Unos pocos minutos después de reiniciado el viaje, notó que el terreno dejaba de ser plano, motivo por el cual el vehículo ahora se movía con dificultad. Tal vez el auto paró, tal vez no. Lo cierto es que la puerta se abrió de súbito y fue impulsado hacia afuera por un violento empujón. Wilson no era una persona de reflejos rápidos, por lo que le tomó varios segundos entender que lo habían liberado. La casaca, a pesar de haberle estado cubriendo la cabeza cuando voló fuera del auto, no evitó que la boca y la nariz se le llenaran de arena. Se sentó y mientras escupía tierra y se limpiaba la cara vio que el Tico, que ya se había alejado un buen trecho, retrocedía. Alcanzó a ver la placa, pero el número, al igual que los rostros de los maleantes, tampoco lo pudo retener en su memoria. De pronto, un oscuro objeto surcó el aire en su dirección, como un meteorito, pero, a pesar de la buena puntería del lanzador, no logró atinar contra su planetaria cabeza. Se trataba de su legendario Nokia 1100, modelo antirrobo.
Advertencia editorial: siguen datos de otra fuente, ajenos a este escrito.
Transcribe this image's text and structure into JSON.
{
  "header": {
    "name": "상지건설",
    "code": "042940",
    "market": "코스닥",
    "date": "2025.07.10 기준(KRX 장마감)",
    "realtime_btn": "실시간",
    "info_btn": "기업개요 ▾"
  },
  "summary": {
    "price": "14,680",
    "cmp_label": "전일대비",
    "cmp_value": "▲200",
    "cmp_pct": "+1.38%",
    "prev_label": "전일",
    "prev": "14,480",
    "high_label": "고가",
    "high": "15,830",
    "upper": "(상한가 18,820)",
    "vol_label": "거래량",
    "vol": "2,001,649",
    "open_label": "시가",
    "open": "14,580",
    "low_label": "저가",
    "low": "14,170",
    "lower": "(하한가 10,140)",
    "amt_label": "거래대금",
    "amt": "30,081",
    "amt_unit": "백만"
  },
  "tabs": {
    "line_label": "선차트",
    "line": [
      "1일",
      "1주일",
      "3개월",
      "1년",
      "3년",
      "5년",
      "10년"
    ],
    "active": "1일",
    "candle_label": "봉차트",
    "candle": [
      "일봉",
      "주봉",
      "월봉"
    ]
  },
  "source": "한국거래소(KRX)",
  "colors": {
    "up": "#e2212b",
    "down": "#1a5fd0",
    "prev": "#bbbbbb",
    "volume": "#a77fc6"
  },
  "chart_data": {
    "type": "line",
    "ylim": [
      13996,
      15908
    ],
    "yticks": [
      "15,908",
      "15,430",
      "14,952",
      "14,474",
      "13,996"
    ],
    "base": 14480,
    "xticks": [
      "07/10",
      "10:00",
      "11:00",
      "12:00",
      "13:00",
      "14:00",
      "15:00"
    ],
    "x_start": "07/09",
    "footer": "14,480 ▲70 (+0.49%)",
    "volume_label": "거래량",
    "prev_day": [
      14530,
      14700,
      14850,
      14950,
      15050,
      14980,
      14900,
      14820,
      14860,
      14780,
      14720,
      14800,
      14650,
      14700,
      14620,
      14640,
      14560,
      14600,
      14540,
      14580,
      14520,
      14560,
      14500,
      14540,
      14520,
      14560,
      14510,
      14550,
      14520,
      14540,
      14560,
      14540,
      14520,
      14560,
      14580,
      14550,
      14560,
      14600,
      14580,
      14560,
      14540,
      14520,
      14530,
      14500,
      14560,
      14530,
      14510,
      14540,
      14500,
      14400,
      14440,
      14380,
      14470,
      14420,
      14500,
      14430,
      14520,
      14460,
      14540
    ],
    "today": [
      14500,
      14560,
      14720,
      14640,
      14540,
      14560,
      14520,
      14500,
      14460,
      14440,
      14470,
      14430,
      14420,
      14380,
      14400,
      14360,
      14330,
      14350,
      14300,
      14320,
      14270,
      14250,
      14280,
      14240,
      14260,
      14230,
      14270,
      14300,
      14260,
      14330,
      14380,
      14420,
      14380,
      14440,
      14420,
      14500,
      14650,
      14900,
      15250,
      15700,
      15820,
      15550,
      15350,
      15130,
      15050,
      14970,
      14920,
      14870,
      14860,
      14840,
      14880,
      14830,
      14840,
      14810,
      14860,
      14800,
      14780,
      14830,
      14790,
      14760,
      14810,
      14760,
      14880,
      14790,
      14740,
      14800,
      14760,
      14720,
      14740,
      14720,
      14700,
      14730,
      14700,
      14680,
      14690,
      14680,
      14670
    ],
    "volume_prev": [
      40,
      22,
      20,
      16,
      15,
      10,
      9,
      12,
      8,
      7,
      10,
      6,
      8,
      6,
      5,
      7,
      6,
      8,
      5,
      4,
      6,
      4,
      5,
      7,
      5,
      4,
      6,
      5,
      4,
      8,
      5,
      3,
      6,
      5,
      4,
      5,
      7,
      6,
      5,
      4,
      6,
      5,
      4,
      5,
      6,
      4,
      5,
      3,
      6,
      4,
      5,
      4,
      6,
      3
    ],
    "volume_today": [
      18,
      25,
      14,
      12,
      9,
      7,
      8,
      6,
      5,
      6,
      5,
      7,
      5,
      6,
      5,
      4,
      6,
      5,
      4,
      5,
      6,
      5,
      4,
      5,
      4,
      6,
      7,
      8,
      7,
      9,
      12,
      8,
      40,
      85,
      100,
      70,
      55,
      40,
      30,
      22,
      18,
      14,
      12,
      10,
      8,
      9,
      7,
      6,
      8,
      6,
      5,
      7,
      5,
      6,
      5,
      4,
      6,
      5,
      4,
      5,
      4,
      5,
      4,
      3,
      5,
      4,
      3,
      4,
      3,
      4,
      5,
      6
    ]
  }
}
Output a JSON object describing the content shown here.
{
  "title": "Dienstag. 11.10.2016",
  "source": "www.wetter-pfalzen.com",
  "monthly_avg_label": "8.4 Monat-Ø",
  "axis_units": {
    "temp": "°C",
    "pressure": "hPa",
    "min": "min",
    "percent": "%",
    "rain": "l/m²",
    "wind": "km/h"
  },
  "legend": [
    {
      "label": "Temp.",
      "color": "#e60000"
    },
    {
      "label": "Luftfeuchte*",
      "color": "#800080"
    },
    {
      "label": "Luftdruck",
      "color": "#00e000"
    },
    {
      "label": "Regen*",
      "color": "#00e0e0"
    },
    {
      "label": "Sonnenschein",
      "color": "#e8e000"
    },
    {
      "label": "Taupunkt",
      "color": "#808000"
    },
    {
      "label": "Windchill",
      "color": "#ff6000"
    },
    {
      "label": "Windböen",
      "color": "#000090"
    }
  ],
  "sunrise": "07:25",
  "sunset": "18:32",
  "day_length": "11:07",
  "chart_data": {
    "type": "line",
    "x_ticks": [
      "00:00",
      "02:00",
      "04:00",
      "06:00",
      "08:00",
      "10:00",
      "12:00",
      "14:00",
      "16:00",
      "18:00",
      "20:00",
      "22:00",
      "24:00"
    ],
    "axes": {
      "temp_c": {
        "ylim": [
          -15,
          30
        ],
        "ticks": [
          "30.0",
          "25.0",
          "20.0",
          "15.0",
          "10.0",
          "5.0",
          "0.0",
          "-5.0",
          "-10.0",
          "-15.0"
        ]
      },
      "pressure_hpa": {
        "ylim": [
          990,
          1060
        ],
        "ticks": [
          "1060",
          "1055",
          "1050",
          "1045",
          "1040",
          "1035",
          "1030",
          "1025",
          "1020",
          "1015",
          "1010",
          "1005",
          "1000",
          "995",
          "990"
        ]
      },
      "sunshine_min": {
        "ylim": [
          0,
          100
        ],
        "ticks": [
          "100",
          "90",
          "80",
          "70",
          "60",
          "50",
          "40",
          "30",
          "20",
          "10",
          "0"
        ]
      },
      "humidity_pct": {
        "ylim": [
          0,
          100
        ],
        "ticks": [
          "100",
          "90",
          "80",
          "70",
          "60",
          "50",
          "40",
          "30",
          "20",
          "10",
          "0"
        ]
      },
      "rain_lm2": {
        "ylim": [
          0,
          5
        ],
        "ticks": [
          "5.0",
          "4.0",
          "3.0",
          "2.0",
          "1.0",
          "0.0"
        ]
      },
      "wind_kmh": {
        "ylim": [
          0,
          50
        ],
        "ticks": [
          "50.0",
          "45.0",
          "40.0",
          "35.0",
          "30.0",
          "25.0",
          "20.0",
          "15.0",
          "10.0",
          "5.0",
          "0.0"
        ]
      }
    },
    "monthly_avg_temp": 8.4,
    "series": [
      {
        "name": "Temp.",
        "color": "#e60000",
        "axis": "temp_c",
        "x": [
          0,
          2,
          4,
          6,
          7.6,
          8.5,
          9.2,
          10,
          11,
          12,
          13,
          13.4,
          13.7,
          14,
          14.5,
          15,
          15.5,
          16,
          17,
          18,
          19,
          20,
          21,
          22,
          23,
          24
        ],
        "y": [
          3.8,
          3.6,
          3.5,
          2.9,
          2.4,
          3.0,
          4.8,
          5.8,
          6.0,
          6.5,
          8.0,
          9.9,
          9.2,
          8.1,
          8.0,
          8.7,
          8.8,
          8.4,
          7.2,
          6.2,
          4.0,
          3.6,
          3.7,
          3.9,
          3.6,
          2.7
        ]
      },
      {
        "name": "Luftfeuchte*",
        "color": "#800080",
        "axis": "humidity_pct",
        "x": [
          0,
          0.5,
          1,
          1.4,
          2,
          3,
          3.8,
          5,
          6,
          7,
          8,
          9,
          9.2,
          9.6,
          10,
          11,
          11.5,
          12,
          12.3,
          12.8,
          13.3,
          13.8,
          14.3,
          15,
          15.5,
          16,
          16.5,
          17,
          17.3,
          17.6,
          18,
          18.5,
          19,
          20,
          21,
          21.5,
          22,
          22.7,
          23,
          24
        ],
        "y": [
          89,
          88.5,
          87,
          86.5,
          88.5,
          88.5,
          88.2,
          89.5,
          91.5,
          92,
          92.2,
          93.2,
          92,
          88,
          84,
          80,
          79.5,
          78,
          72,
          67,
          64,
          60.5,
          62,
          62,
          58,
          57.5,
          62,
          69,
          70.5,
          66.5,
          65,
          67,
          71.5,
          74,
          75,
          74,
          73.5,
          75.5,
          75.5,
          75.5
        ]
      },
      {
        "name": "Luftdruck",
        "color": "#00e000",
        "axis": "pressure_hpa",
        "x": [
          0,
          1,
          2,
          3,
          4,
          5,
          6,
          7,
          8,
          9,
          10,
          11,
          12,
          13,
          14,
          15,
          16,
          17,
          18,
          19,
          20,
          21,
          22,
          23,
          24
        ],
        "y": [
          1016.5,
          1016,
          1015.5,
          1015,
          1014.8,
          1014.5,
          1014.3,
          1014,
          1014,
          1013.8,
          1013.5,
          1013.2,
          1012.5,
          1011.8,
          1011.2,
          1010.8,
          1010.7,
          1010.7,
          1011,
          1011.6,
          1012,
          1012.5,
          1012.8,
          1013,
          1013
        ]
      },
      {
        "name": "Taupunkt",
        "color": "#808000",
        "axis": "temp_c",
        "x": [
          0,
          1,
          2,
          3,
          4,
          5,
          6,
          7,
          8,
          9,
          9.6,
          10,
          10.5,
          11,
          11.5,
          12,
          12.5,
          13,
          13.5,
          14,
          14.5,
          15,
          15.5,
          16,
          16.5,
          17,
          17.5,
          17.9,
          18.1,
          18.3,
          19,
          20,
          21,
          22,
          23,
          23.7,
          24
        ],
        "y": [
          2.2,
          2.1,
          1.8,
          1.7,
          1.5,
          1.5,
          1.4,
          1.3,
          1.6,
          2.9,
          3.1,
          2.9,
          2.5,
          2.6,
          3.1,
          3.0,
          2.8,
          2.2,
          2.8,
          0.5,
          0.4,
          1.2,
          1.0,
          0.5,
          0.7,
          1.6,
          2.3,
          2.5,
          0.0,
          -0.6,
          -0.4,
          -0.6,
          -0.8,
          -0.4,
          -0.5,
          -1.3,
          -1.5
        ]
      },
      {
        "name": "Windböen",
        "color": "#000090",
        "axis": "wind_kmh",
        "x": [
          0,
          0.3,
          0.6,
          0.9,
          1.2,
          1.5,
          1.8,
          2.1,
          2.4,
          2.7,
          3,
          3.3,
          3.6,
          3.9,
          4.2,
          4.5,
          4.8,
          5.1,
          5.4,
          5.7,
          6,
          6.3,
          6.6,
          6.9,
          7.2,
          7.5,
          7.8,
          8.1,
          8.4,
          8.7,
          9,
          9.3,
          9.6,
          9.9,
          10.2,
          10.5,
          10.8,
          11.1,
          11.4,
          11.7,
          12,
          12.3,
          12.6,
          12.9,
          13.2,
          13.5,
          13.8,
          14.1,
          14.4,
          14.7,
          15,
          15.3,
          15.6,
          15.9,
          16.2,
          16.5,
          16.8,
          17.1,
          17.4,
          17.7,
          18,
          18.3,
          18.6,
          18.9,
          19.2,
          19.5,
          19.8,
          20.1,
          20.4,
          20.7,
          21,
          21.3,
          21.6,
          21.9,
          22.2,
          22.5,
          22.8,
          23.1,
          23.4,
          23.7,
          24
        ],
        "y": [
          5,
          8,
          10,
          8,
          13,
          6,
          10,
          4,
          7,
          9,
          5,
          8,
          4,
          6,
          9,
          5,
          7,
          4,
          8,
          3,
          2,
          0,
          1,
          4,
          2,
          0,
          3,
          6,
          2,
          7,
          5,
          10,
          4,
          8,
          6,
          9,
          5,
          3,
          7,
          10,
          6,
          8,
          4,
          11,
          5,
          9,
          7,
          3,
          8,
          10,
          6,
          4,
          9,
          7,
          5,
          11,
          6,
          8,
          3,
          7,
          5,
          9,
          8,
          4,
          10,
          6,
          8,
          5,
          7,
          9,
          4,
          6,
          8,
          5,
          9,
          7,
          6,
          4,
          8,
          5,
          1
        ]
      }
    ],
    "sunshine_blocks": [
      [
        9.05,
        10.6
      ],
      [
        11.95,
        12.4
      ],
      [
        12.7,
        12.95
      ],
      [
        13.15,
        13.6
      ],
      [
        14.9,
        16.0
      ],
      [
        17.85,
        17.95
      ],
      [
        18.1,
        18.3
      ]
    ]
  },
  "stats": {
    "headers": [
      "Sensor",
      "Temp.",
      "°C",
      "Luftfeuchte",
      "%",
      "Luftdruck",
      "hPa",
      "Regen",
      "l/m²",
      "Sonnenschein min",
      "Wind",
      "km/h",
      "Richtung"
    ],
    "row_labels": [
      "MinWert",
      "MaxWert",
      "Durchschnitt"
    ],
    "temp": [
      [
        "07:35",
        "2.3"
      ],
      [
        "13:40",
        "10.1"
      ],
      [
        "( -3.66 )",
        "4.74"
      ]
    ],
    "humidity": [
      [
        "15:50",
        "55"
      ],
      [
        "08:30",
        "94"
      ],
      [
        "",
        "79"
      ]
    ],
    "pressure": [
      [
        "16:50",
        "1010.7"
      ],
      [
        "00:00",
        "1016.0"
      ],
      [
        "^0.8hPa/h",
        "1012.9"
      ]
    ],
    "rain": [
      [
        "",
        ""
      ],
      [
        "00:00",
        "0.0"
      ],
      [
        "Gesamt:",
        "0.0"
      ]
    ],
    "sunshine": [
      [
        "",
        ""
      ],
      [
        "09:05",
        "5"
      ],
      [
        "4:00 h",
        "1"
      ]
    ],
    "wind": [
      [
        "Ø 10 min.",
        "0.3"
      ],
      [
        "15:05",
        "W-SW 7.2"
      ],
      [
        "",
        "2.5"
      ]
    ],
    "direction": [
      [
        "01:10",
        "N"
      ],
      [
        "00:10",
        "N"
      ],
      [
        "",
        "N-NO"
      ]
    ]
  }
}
En un primer momento creyó que estaba en La Esperanza, un conocido barrio marginal en las afueras de Trujillo, pero algo salado en el aire, cierta brisa, lo disuadió de aquella conclusión. Por alguna razón recordó la escena de la película El Planeta de los Simios que lo había atormentado durante su infancia: Charlton Heston arrodillado en la playa frente a la Estatua de la Libertad semienterrada. Detrás de él, sólo mar y rocas. Los paisajes de la desolación suelen estar compuestos de los mismos elementos.
—¿Está usted bien, joven? —le preguntó un hombre que salió de la bodega Karlita y se acercó a él, ya que Wilson no atinaba a dar pasos en ninguna dirección y seguía parado en media pista.
—¿Estoy en Huanchaco?
—Nooo, todo esto pertenece a Víctor Larco. Huanchaco está más pa’l fondo.
Lo habían dejado en la zona de La Poza, a una cuadra de la playa. Toda la pasividad que había demostrado durante el atraco se había trocado en histeria y hasta agresividad. Le exigió al hombre de modo poco amigable que llamara a Serenazgo y que lo ayudara a conseguir un taxi a la comisaría más cercana. El caballero, primero comprensivo, intentó explicarle que taxis por ahí pasaban muy poco, que si quería uno podía ir en mototaxi hasta la Seoane, y ahí tal vez que lo levantaba alguien. La comisaría de Buenos Aires estaba bien lejos. Pero Wilson, exaltado ahora, insistía en que él «lo tenía que ayudar», que esos miserables tenían sus tarjetas y sus documentos y le iban a vaciar sus cuentas. El hombre le sugirió que usara su celular, a lo que él respondió que no tenía saldo y que «no iba a gastar en una recarga en ese momento». Fue así que el hombre decidió mandarlo a la mierda. Con la ofuscación in crescendo, caminó hacia un mototaxi que vio estacionado en una esquina. Conservaba sus dos monedas de cinco soles en el bolsillo secreto del pantalón. El conductor de la moto le pidió dos soles por llevarlo hasta la avenida Seoane. Wilson sintió que ya no podría contener por más tiempo sus lágrimas de impotencia ante tanta injusticia.
—¿Dos soles por cinco cuadras? ¿Me has visto la cara de imbécil?